初めて行くラーメン屋さんのスツールに腰を下ろして僕が最初にすることはカウンターに置かれた調味料類をチェックすることだったりします。
定番の胡椒以外にラー油やにんにく、ニラなどの味変グッズがいろいろそろえてあるとちょっと嬉しくなるなぁ。
僕が生まれて初めてラーメン屋に入ったのは大学生になってからだったんじゃないかと思います。
高校までは小遣いに限りがあって買い食いの中でもラーメンは高額でなかなか手が出しにくかったし親に連れられてラーメン屋に行ったという記憶がまるでないんですよね。
であれば大学生になって下宿を始めてからじゃないかな。
とまれ初めて行ったラーメン屋で驚いたのはカウンターにいろいろ調味料が置いてあって「ご自由にお使いください」というシステムになっていたこと。
出された料理の味を素直に食べるだけじゃなく「俺流」に味を変化させて料理を二度も三度も楽しむというのはなんかちょっと大人になった気がしました。
その後、うどん屋、蕎麦屋あるいは定食屋でも同じシステムの店があることを知って
「そうか料理屋において出された時点で料理は完成していない。客が好みで最後の調味をして初めて完成するものなのだ」
なぁんて変な悟りの境地みたいなのにハマった覚えもあります(丁度、美味しんぼの連載が始まった頃でそういう通っぽいのがめっちゃ流行っていたのだw)。
慣れて来ると自分の調味料の好みもわかってきてスツールに座ってまず目で探すのは目当ての調味料が置かれているかどうかになったりしました。
例えば天丼などにかけるものとしては七味唐辛子より粉山椒が大好きでして丼物屋でこれが置いていないとちょっとがっかり。
逆にうどん屋や蕎麦屋には置いていない店が多いので置いてあったらめっちゃ嬉しくなります。
そんな山椒好きが高じて思うようになったのです──
最初から山椒で味付けされた料理があったら良いのに……。
……。
……、……
「何を言っているのだ。なければ自分で作れば良いではないか」
脳内の海原雄山に叱られたような天啓を得まして気が付くとこんな料理を作っておりました。
【材料】(1人分)
-調理時間:13分-
- 豚ヒレ肉(ブロック):100g
- ごぼう:1/4本
- 茸(椎茸、舞茸、えりんぎなど):50g
- 塩:少々
- サラダ油:12g(大匙1)
- 粉山椒:適宜
- (あれば)木の芽:少々
[調味料パート]
- 濃口醤油:9g(大匙1/2)
- 酒:10g(小匙2)
- 味醂:12g(小匙2)
- 砂糖:3g(小匙1)
【作り方】
- ごぼうはささがきにして5分水に晒してあく抜きをしてざるに揚げて水気を切ります。

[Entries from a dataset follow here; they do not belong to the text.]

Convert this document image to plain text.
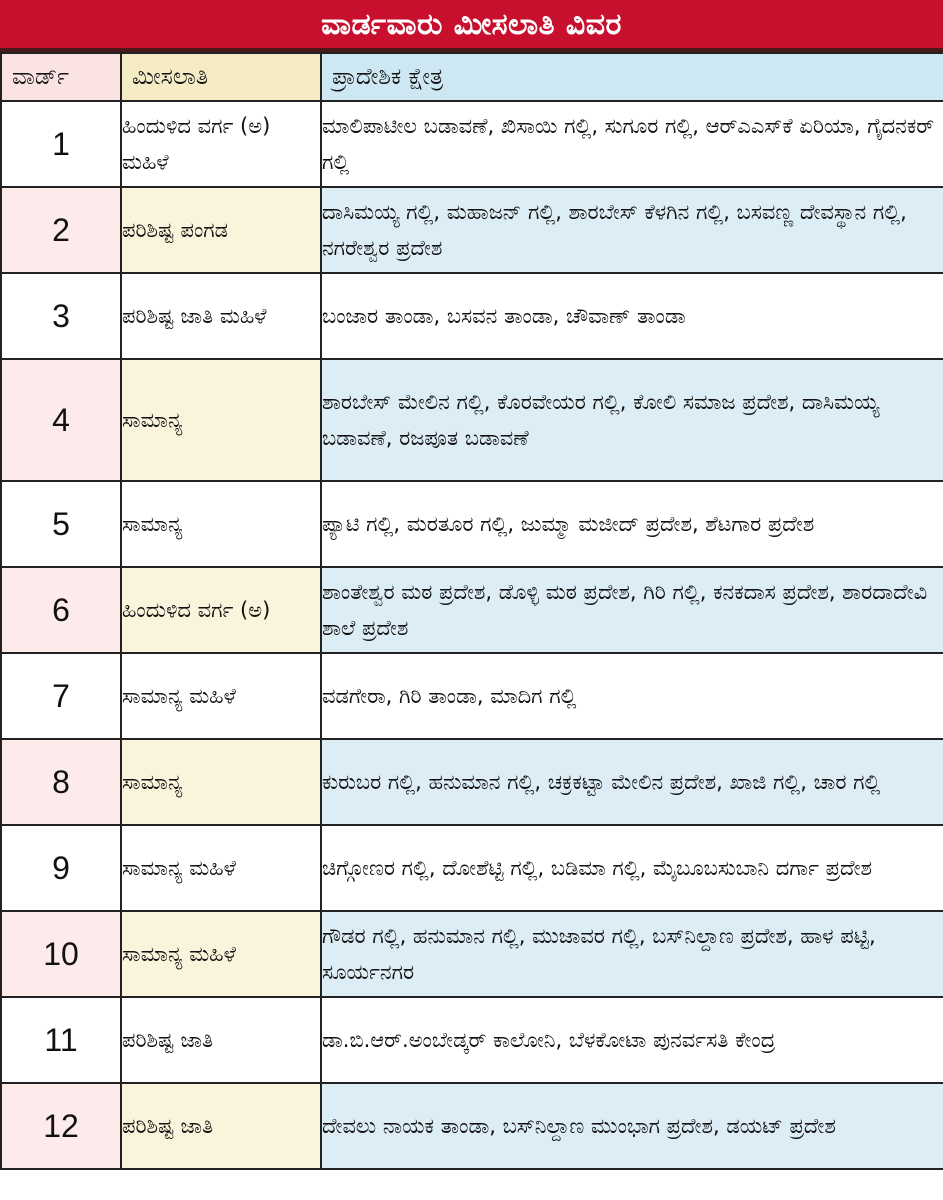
ವಾರ್ಡವಾರು ಮೀಸಲಾತಿ ವಿವರ
ವಾರ್ಡ್	ಮೀಸಲಾತಿ	ಪ್ರಾದೇಶಿಕ ಕ್ಷೇತ್ರ
1	ಹಿಂದುಳಿದ ವರ್ಗ (ಅ) ಮಹಿಳೆ	ಮಾಲಿಪಾಟೀಲ ಬಡಾವಣೆ, ಖಿಸಾಯಿ ಗಲ್ಲಿ, ಸುಗೂರ ಗಲ್ಲಿ, ಆರ್‌ಎಎಸ್‌ಕೆ ಏರಿಯಾ, ಗೈದನಕರ್ ಗಲ್ಲಿ
2	ಪರಿಶಿಷ್ಟ ಪಂಗಡ	ದಾಸಿಮಯ್ಯ ಗಲ್ಲಿ, ಮಹಾಜನ್ ಗಲ್ಲಿ, ಶಾರಬೇಸ್ ಕೆಳಗಿನ ಗಲ್ಲಿ, ಬಸವಣ್ಣ ದೇವಸ್ಥಾನ ಗಲ್ಲಿ, ನಗರೇಶ್ವರ ಪ್ರದೇಶ
3	ಪರಿಶಿಷ್ಟ ಜಾತಿ ಮಹಿಳೆ	ಬಂಜಾರ ತಾಂಡಾ, ಬಸವನ ತಾಂಡಾ, ಚೌವಾಣ್ ತಾಂಡಾ
4	ಸಾಮಾನ್ಯ	ಶಾರಬೇಸ್ ಮೇಲಿನ ಗಲ್ಲಿ, ಕೊರವೇಯರ ಗಲ್ಲಿ, ಕೋಲಿ ಸಮಾಜ ಪ್ರದೇಶ, ದಾಸಿಮಯ್ಯ ಬಡಾವಣೆ, ರಜಪೂತ ಬಡಾವಣೆ
5	ಸಾಮಾನ್ಯ	ಪ್ಯಾಟಿ ಗಲ್ಲಿ, ಮರತೂರ ಗಲ್ಲಿ, ಜುಮ್ಮಾ ಮಜೀದ್ ಪ್ರದೇಶ, ಶೆಟಗಾರ ಪ್ರದೇಶ
6	ಹಿಂದುಳಿದ ವರ್ಗ (ಅ)	ಶಾಂತೇಶ್ವರ ಮಠ ಪ್ರದೇಶ, ಡೊಳ್ಳಿ ಮಠ ಪ್ರದೇಶ, ಗಿರಿ ಗಲ್ಲಿ, ಕನಕದಾಸ ಪ್ರದೇಶ, ಶಾರದಾದೇವಿ ಶಾಲೆ ಪ್ರದೇಶ
7	ಸಾಮಾನ್ಯ ಮಹಿಳೆ	ವಡಗೇರಾ, ಗಿರಿ ತಾಂಡಾ, ಮಾದಿಗ ಗಲ್ಲಿ
8	ಸಾಮಾನ್ಯ	ಕುರುಬರ ಗಲ್ಲಿ, ಹನುಮಾನ ಗಲ್ಲಿ, ಚಕ್ರಕಟ್ಟಾ ಮೇಲಿನ ಪ್ರದೇಶ, ಖಾಜಿ ಗಲ್ಲಿ, ಚಾರ ಗಲ್ಲಿ
9	ಸಾಮಾನ್ಯ ಮಹಿಳೆ	ಚಿಗ್ಗೋಣರ ಗಲ್ಲಿ, ದೋಶೆಟ್ಟಿ ಗಲ್ಲಿ, ಬಡಿಮಾ ಗಲ್ಲಿ, ಮೈಬೂಬಸುಬಾನಿ ದರ್ಗಾ ಪ್ರದೇಶ
10	ಸಾಮಾನ್ಯ ಮಹಿಳೆ	ಗೌಡರ ಗಲ್ಲಿ, ಹನುಮಾನ ಗಲ್ಲಿ, ಮುಜಾವರ ಗಲ್ಲಿ, ಬಸ್‌ನಿಲ್ದಾಣ ಪ್ರದೇಶ, ಹಾಳ ಪಟ್ಟಿ, ಸೂರ್ಯನಗರ
11	ಪರಿಶಿಷ್ಟ ಜಾತಿ	ಡಾ.ಬಿ.ಆರ್.ಅಂಬೇಡ್ಕರ್ ಕಾಲೋನಿ, ಬೆಳಕೋಟಾ ಪುನರ್ವಸತಿ ಕೇಂದ್ರ
12	ಪರಿಶಿಷ್ಟ ಜಾತಿ	ದೇವಲು ನಾಯಕ ತಾಂಡಾ, ಬಸ್‌ನಿಲ್ದಾಣ ಮುಂಭಾಗ ಪ್ರದೇಶ, ಡಯಟ್ ಪ್ರದೇಶ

- 1.をやっている間に豚ヒレ肉は7mm厚の輪切りにし軽く塩をまぶします。きのこは食べやすい大きさに切ります。
- 中華鍋かフライパンにサラダ油を入れて中火にかけます。これに豚肉を加えて肉の色が変わるまで焼きます。更にごぼうを加えてしんなりするまで炒めます。最後に茸を加えて30秒炒めます。
- 3.に[調味料パート]を加えて水気がほぼなくなるまで炒めます。これを器に盛って粉山椒をたっぷり振ればできあがり。あれば木の芽を散らして戴きます。
【一口メモ】
- 多めの油で炒めて醤油系の味付けにしています。仕上げに粉山椒をたっぷり振りかけました。めっちゃ刺激的な香りがするよ。
- 料理の構造はきんぴらごぼうに似ているので手持ちがあれば細切りの人参やさやいんげんを加えると色目的にも華やかになります。
- 辛いのが平気な方は豆板醤を足して山椒の代わりに花椒を振ってみてください。四川料理風の料理に変身しますよ。